ECLI:NL:TGZCTG:2016:126 Centraal Tuchtcollege voor de Gezondheidszorg Den Haag C2015.325
ECLI: | ECLI:NL:TGZCTG:2016:126 |
---|---|
Datum uitspraak: | 15-03-2016 |
Datum publicatie: | 15-03-2016 |
Zaaknummer(s): | C2015.325 |
Onderwerp: | Schending beroepsgeheim |
Beslissingen: | |
Inhoudsindicatie: | Heeft de verpleegkundige door het afleggen van een verklaring bij de politie, die ook betrekking had op klager (die niet bij de verpleegkundige onder behandeling stond) tuchtrechtelijk verwijtbaar jegens klager gehandeld? Klager en de verpleegkundige stonden niet in een behandelrelatie tot elkaar, waardoor de in de verklaring afgegeven informatie niet valt onder het beroepsgeheim. Ook jegens derden dient de verpleegkundige evenwel de nodige zorgvuldigheid in acht te nemen. De verpleegkundige heeft in zijn verklaring duidelijk aangegeven dat het de verklaring van patiënte betrof, zoals deze aan hem is verteld, hetgeen niet tuchtrechtelijk verwijtbaar is. De verpleegkundige kan zich, mede door het tijdsverloop sinds het indienen van de klacht, niet meer kan herinneren of zijn verklaring met betrekking tot het geuite waardeoordeel juist door de politie is weergegeven in het proces-verbaal.
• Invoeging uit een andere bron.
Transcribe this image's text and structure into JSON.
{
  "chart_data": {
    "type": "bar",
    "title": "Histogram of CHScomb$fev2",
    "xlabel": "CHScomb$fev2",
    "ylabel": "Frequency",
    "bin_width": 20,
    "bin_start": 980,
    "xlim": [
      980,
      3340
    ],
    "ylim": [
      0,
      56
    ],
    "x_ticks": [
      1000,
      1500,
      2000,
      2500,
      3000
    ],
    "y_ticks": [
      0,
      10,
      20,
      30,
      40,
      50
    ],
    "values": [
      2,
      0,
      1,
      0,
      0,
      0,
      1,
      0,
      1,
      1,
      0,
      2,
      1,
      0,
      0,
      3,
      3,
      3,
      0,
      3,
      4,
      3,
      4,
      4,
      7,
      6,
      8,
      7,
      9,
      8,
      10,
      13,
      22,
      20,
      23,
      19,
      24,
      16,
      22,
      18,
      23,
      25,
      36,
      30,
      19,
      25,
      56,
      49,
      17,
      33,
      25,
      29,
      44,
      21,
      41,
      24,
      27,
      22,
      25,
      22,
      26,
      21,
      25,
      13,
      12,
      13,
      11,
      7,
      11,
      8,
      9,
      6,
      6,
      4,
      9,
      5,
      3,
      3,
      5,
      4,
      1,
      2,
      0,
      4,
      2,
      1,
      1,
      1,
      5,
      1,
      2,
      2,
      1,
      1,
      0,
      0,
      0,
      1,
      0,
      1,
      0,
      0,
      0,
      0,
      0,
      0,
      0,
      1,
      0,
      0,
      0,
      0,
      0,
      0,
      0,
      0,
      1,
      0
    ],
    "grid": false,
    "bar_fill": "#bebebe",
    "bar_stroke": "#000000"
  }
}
Nu bovendien niet is gebleken dat het proces-verbaal aan de verpleegkundige is voorgelezen en het proces-verbaal niet door hem is ondertekend, kan niet worden vastgesteld dat het proces-verbaal de verklaring van de verpleegkundige juist weergeeft, zodat de feiten die aan de klacht ten grondslag liggen niet kunnen worden vastgesteld. Beroep gegrond. |
C E N T R A A L T U C H T C O L L E G E
voor de Gezondheidszorg
Beslissing in de zaak onder nummer C2015.325 van:
A., verpleegkundige, destijds werkzaam te B.,
appellant, gemachtigde: mr. L.A.P. Arends te Nijmegen,
tegen
C., wonende te D., verweerder in hoger beroep,
gemachtigde: mr. L.M. Tijs te Den Haag.
1. Verloop van de procedure
C. - hierna klager - heeft op 22 januari 2015 bij het Regionaal Tuchtcollege te Eindhoven tegen A. - hierna de verpleegkundige - een klacht ingediend. Bij beslissing van 22 juli 2015, onder nummer 1507a heeft dat College de klacht deels gegrond verklaard, de verpleegkundige de maatregel van berisping opgelegd en de klacht voor het overige afgewezen.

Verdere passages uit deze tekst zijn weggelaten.